This has been dogging me for months and I finally have it figured out, well I haven't tried it yet but at least I have a recipe.
I have a large painting commission that involves a lot of text. I wanted to transfer it to the canvas rather than hand letter it all. I did this in college but couldn't remember all the steps involved. I have done google searches and forum posts to no real avail aside from gel medium transfers and the citrasolv xerox (toner) transfer method found here, which is akin to methods using acetone or wintergreen, but I was looking for something that would transfer ink that would stick to the toner on the xerox so the image color could be changed and matched to painting. Seems someone may have been looking around the time I started my search and was as desparate as I, only she looked in a printmakers' forum where she got the answer below. There is also this newsletter article which outlines the xerox lithography technique as well. The research is done now on to the experimentation phase, and to the art supply store for gum arabic, the magic ingredient missing from my memory. I am so relieved, deep breath in----deep breath out.
Below is a concise overview for reference, thanks to Mr. Maestro Nick.
1. Make a fresh xerox
2. You want to make a thin gum solution, so add 1 part gum arabic, 1 part water in a bowl.
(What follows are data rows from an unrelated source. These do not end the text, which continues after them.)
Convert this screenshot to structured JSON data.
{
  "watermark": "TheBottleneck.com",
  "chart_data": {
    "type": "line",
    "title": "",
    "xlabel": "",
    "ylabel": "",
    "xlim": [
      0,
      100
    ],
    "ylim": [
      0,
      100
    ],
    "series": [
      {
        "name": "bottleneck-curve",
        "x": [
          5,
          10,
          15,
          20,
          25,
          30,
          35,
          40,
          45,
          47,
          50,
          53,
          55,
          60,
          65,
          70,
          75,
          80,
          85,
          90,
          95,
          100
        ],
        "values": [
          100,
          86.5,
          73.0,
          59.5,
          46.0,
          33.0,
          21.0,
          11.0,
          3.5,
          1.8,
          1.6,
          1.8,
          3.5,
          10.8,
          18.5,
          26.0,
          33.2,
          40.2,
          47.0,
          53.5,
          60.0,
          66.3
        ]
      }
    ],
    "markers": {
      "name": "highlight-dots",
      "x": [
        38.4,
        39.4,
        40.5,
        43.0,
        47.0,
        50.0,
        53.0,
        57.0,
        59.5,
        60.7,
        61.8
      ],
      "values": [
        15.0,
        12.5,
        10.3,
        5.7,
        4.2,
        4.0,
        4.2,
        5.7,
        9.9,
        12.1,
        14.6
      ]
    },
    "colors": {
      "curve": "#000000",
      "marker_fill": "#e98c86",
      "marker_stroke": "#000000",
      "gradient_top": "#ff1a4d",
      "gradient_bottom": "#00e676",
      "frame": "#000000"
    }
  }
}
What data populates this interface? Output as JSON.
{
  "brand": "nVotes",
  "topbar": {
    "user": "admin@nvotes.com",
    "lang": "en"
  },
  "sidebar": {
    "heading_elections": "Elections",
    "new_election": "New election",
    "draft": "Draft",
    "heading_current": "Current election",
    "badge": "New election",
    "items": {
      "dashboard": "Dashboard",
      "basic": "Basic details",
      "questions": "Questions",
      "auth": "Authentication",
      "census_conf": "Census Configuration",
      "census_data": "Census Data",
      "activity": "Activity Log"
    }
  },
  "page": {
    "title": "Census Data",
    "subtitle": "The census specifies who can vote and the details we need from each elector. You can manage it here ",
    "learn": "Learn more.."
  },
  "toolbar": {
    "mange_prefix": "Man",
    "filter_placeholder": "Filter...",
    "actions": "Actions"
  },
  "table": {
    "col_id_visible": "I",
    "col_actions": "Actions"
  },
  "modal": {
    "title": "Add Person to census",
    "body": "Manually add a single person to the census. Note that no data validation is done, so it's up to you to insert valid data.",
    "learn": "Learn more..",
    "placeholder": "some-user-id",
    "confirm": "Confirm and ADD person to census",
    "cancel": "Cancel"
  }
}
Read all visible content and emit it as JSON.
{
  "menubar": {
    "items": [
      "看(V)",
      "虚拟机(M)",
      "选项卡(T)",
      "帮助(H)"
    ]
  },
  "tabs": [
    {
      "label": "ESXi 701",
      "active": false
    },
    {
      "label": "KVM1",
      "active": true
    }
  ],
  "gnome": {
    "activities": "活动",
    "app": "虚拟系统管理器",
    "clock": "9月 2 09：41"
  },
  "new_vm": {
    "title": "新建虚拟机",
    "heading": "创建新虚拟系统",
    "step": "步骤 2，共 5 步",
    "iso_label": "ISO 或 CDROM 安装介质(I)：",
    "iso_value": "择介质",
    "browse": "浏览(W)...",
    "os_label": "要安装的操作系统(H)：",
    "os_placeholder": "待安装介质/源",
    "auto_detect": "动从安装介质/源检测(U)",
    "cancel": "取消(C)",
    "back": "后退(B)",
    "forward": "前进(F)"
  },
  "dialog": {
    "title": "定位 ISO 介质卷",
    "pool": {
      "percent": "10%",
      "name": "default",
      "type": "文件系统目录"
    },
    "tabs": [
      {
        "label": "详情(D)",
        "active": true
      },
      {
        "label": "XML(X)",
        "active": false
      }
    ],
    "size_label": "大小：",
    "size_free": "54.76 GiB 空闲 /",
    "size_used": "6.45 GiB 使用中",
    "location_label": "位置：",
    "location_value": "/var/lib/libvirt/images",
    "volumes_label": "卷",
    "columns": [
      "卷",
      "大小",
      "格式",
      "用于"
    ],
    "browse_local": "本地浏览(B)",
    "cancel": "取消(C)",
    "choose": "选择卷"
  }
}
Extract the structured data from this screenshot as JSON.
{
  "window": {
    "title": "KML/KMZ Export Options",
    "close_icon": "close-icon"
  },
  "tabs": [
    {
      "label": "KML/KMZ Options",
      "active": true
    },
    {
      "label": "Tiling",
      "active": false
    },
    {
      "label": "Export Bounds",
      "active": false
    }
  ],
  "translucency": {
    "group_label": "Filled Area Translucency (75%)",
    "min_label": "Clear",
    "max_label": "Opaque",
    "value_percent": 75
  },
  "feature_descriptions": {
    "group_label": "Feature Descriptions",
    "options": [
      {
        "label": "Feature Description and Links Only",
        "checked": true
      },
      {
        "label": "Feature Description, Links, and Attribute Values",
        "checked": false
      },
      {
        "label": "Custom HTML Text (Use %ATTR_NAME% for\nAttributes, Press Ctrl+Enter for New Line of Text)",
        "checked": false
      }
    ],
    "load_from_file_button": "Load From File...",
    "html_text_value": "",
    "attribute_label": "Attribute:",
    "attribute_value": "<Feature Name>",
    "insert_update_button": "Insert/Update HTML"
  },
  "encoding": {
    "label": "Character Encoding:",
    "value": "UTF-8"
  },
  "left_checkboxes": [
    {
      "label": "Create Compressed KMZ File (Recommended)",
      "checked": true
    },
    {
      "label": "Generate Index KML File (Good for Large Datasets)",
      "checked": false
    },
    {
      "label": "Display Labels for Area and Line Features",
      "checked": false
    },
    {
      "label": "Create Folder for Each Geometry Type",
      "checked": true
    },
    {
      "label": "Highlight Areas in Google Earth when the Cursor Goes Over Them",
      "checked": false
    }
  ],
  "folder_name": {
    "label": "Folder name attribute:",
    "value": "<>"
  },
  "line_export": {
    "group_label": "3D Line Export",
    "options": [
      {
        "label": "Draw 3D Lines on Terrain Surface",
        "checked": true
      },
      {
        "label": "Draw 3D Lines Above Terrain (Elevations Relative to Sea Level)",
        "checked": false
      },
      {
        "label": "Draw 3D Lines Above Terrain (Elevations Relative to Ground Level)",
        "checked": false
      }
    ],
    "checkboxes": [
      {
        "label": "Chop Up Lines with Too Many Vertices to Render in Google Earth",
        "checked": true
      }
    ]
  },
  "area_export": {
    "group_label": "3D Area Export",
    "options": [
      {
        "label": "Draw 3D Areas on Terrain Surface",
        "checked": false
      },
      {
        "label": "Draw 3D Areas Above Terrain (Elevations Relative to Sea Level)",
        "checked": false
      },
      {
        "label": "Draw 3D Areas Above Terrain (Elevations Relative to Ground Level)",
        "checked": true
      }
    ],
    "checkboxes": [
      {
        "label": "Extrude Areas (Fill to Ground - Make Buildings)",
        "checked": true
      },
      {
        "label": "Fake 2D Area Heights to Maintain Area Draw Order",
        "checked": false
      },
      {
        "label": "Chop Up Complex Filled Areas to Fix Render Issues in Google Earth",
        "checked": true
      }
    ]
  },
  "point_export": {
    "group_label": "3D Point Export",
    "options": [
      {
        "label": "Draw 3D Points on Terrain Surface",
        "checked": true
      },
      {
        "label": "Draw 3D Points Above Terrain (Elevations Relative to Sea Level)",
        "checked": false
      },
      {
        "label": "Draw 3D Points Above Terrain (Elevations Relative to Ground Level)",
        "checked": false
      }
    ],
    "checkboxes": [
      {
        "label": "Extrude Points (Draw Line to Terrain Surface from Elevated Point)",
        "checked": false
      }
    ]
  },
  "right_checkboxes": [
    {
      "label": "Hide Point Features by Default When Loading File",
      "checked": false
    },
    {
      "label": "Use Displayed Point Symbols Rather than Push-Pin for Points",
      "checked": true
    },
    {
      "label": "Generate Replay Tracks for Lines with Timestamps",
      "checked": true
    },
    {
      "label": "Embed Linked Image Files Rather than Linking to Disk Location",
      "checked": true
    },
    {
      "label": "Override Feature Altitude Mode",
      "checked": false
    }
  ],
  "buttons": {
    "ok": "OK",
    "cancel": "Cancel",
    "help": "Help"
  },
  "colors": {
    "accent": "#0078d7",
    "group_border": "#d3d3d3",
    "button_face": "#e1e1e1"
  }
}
3. Use a sponge or sponge brush to wet the copy onto the glass with toner side up. It needs to be wet, but the paper will degrade if you do too much. Just enough to wet it. The gum will help to protect the open paper. Be gentle.
4. Roll up some oil based ink and roll your brayer over the copy gently. It might roll up with your roller so start from the center and roll to the edges.
5. You need to keep sponging to remove the excess ink and to keep the copy wet, so sponge, then roll, then sponge, then roll.
6. The toner will appear glossy from ink when it's ready. Sometimes this is very quick.
7. Once it's wet, it's very fragile, so be careful when peeling the inked copy off of the glass. Run this through the press onto paper or fabric under some good pressure. I usually set it on a plexi plate, but you don't have to.
Hope this helps. It's called xerox lithography if you want to search elsewhere for this.
Best of luck! When it works it works great!